Certain luteal phase disorders can disrupt fertility and cause early miscarriages. Luteal insufficiency, characterized by a deficiency in progesterone and/or a luteal phase duration of less than 10 days, can compromise the quality of the endometrium and embryonic implantation. It may be due to a defect in follicular development, delayed ovulation or premature luteolysis. Treatment is based on progesterone supplementation in the second part of the cycle to correct the deficiency and support the luteal phase.

Premenstrual syndrome (PMS) is another common disorder of the luteal phase, characterized by a set of physical and psychological symptoms that occur cyclically in the days leading up to menstruation. The most common symptoms are breast tension, bloating, migraines, irritability, emotional instability and sleep disorders. Although the pathophysiology of PMS is not fully understood, it seems to be related to increased sensitivity to hormonal fluctuations in the luteal phase, particularly the drop in progesterone.
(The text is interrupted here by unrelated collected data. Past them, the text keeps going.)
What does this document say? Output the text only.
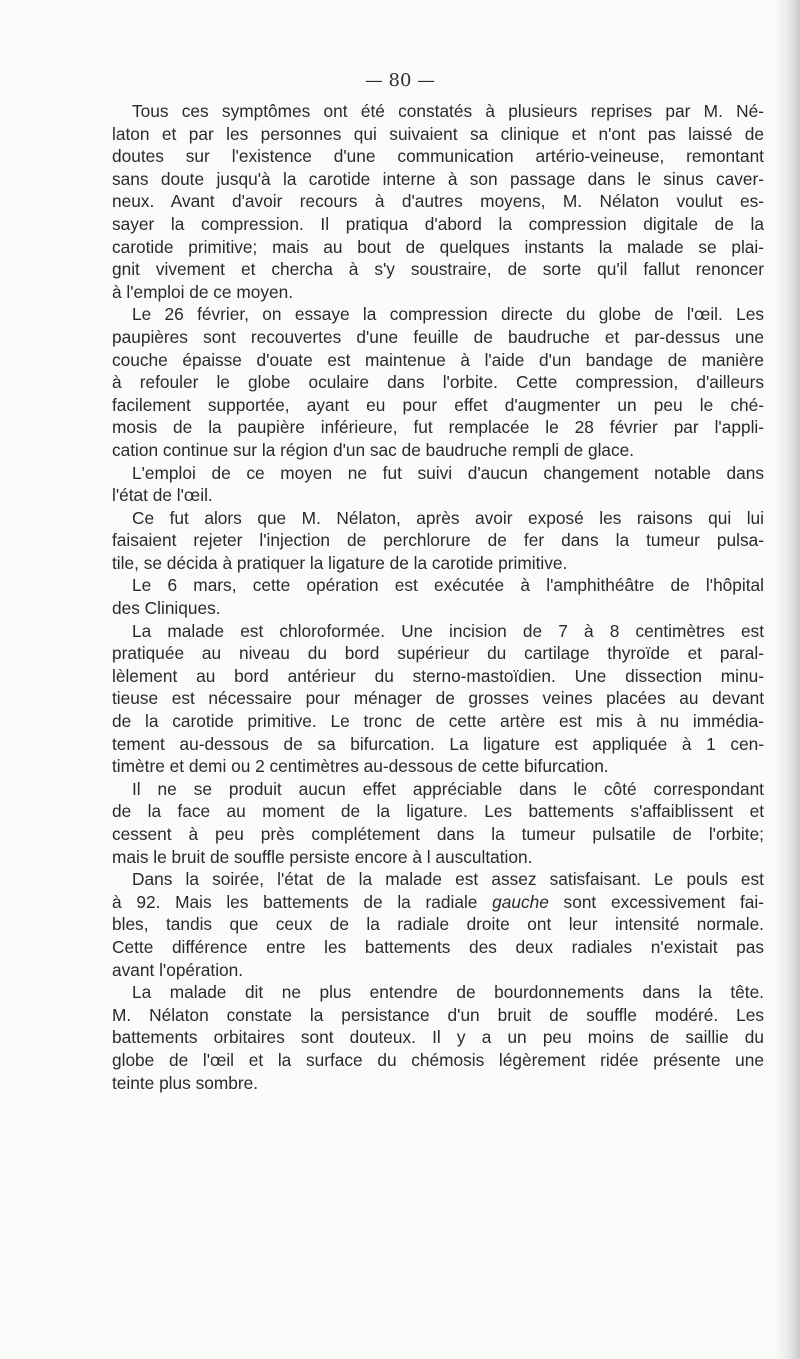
— 80 —
Tous ces symptômes ont été constatés à plusieurs reprises par M. Né-
laton et par les personnes qui suivaient sa clinique et n'ont pas laissé de
doutes sur l'existence d'une communication artério-veineuse, remontant
sans doute jusqu'à la carotide interne à son passage dans le sinus caver-
neux. Avant d'avoir recours à d'autres moyens, M. Nélaton voulut es-
sayer la compression. Il pratiqua d'abord la compression digitale de la
carotide primitive; mais au bout de quelques instants la malade se plai-
gnit vivement et chercha à s'y soustraire, de sorte qu'il fallut renoncer
à l'emploi de ce moyen.
Le 26 février, on essaye la compression directe du globe de l'œil. Les
paupières sont recouvertes d'une feuille de baudruche et par-dessus une
couche épaisse d'ouate est maintenue à l'aide d'un bandage de manière
à refouler le globe oculaire dans l'orbite. Cette compression, d'ailleurs
facilement supportée, ayant eu pour effet d'augmenter un peu le ché-
mosis de la paupière inférieure, fut remplacée le 28 février par l'appli-
cation continue sur la région d'un sac de baudruche rempli de glace.
L'emploi de ce moyen ne fut suivi d'aucun changement notable dans
l'état de l'œil.
Ce fut alors que M. Nélaton, après avoir exposé les raisons qui lui
faisaient rejeter l'injection de perchlorure de fer dans la tumeur pulsa-
tile, se décida à pratiquer la ligature de la carotide primitive.
Le 6 mars, cette opération est exécutée à l'amphithéâtre de l'hôpital
des Cliniques.
La malade est chloroformée. Une incision de 7 à 8 centimètres est
pratiquée au niveau du bord supérieur du cartilage thyroïde et paral-
lèlement au bord antérieur du sterno-mastoïdien. Une dissection minu-
tieuse est nécessaire pour ménager de grosses veines placées au devant
de la carotide primitive. Le tronc de cette artère est mis à nu immédia-
tement au-dessous de sa bifurcation. La ligature est appliquée à 1 cen-
timètre et demi ou 2 centimètres au-dessous de cette bifurcation.
Il ne se produit aucun effet appréciable dans le côté correspondant
de la face au moment de la ligature. Les battements s'affaiblissent et
cessent à peu près complétement dans la tumeur pulsatile de l'orbite;
mais le bruit de souffle persiste encore à l auscultation.
Dans la soirée, l'état de la malade est assez satisfaisant. Le pouls est
à 92. Mais les battements de la radiale gauche sont excessivement fai-
bles, tandis que ceux de la radiale droite ont leur intensité normale.
Cette différence entre les battements des deux radiales n'existait pas
avant l'opération.
La malade dit ne plus entendre de bourdonnements dans la tête.
M. Nélaton constate la persistance d'un bruit de souffle modéré. Les
battements orbitaires sont douteux. Il y a un peu moins de saillie du
globe de l'œil et la surface du chémosis légèrement ridée présente une
teinte plus sombre.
PMS management combines hygienic-dietary measures (regular physical activity, reduction of salt and quick sugars intake), symptomatic treatments (analgesics, mild diuretics) and sometimes regulatory hormonal treatments (oral contraception, progestin treatment).

Key points to remember:

– The luteal phase lasts on average 14 days, independently from the total length of the menstrual cycle.
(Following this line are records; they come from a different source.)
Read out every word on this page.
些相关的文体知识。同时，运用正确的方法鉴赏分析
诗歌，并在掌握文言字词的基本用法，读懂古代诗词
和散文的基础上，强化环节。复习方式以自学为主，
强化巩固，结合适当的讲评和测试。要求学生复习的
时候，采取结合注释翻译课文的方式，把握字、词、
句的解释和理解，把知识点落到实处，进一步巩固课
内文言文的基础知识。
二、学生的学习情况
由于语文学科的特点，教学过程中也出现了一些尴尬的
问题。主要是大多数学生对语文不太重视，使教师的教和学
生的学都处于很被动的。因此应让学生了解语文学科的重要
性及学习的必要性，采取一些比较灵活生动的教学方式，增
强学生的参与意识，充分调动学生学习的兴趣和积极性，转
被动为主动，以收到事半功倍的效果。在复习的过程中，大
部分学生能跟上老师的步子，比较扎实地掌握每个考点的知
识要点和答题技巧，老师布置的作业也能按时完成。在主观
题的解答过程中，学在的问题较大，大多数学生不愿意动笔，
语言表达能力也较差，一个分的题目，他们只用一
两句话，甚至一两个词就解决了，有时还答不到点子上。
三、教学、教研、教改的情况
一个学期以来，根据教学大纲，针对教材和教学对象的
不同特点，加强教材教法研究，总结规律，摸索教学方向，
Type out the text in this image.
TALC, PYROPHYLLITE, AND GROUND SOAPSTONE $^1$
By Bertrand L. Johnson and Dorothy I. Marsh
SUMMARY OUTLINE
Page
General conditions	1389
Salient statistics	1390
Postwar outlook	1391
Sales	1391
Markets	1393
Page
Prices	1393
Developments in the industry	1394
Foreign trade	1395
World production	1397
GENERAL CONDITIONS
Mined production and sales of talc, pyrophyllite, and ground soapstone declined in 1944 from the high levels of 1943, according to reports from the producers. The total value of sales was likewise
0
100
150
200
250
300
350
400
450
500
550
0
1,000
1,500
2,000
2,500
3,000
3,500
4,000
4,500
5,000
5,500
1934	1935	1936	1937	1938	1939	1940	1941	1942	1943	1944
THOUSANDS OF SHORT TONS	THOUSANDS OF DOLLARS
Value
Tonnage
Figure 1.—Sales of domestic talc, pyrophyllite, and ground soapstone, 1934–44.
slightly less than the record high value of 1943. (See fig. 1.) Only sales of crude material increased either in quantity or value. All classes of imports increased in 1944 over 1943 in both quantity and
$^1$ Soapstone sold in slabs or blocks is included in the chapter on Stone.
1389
– The corpus luteum forms from the residual follicular cells after ovulation and secretes progesterone under the influence of LH.
– Progesterone acts in synergism with estrogens to prepare the endometrium for possible embryonic implantation by inducing secretory transformations and increasing vascularisation.
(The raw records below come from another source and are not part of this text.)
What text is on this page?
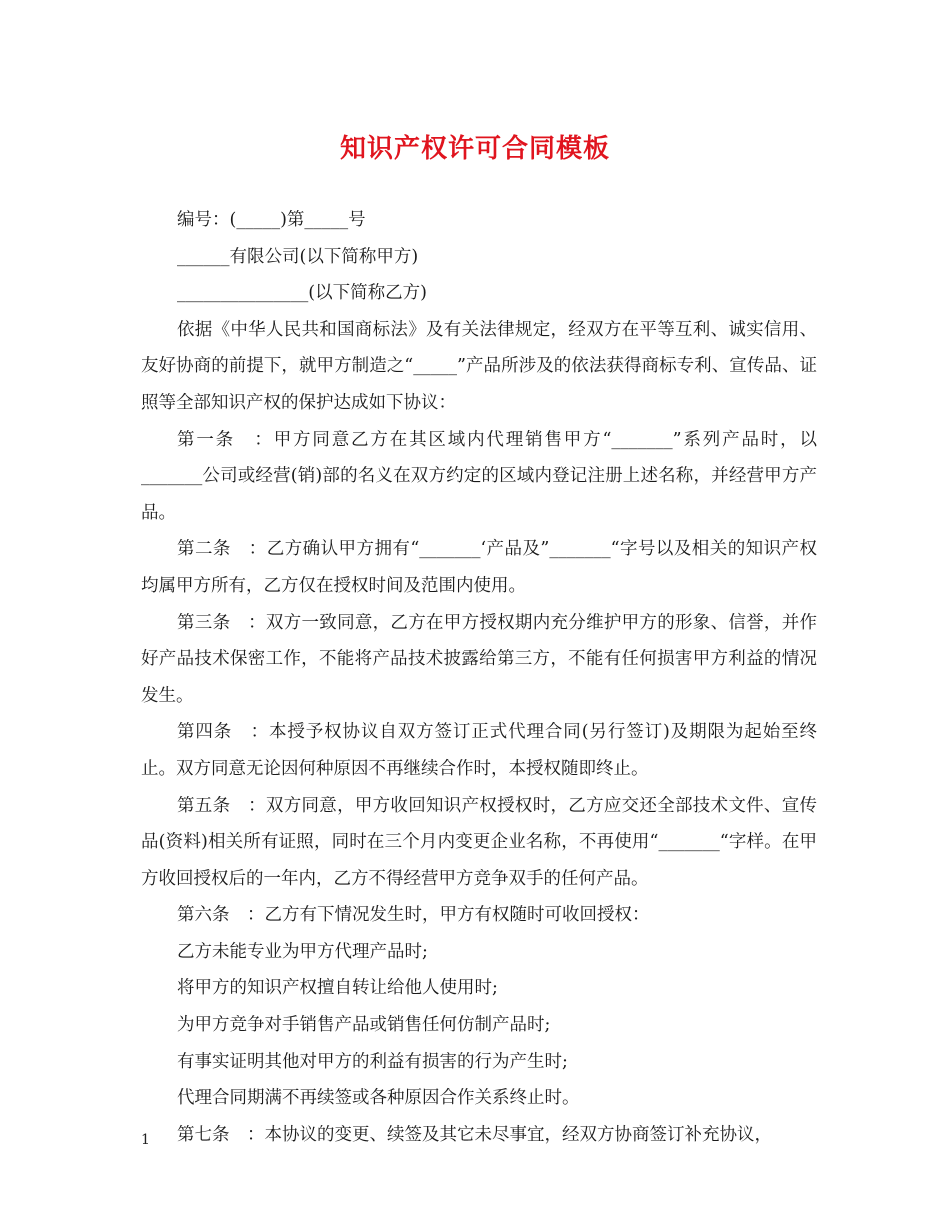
知识产权许可合同模板

编号：(_____)第_____号

______有限公司(以下简称甲方)

_______________(以下简称乙方)

依据《中华人民共和国商标法》及有关法律规定，经双方在平等互利、诚实信用、友好协商的前提下，就甲方制造之“_____”产品所涉及的依法获得商标专利、宣传品、证照等全部知识产权的保护达成如下协议：

第一条　：甲方同意乙方在其区域内代理销售甲方“_______”系列产品时，以_______公司或经营(销)部的名义在双方约定的区域内登记注册上述名称，并经营甲方产品。

第二条　：乙方确认甲方拥有“_______‘产品及”_______“字号以及相关的知识产权均属甲方所有，乙方仅在授权时间及范围内使用。

第三条　：双方一致同意，乙方在甲方授权期内充分维护甲方的形象、信誉，并作好产品技术保密工作，不能将产品技术披露给第三方，不能有任何损害甲方利益的情况发生。

第四条　：本授予权协议自双方签订正式代理合同(另行签订)及期限为起始至终止。双方同意无论因何种原因不再继续合作时，本授权随即终止。

第五条　：双方同意，甲方收回知识产权授权时，乙方应交还全部技术文件、宣传品(资料)相关所有证照，同时在三个月内变更企业名称，不再使用“_______“字样。在甲方收回授权后的一年内，乙方不得经营甲方竞争双手的任何产品。

第六条　：乙方有下情况发生时，甲方有权随时可收回授权：

乙方未能专业为甲方代理产品时;

将甲方的知识产权擅自转让给他人使用时;

为甲方竞争对手销售产品或销售任何仿制产品时;

有事实证明其他对甲方的利益有损害的行为产生时;

代理合同期满不再续签或各种原因合作关系终止时。

第七条　：本协议的变更、续签及其它未尽事宜，经双方协商签订补充协议，

1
– Progesterone causes an elevation of basal body temperature by about 0.3 to 0.5°C after ovulation.
– Progesterone modifies the cervical mucus, making it thick and viscous, thus forming a protective mucous plug.
– In case of fertilization and implantation, the hCG secreted by the embryo maintains the corpus luteum and progesterone production until the placenta takes over.
– In the absence of fertilisation, the corpus luteum regresses after 14 days (luteolysis), causing a drop in progesterone and estrogen levels, which triggers menstruation.
– Luteal insufficiency, characterized by a deficiency in progesterone and/or a short luteal phase, can disrupt fertility and is treated by progesterone supplementation.
– Premenstrual Syndrome (PMS) is a common luteal phase disorder, related to increased sensitivity to hormonal fluctuations, and can be managed by hygienic-dietary measures, symptomatic treatments and sometimes regulatory hormonal treatments.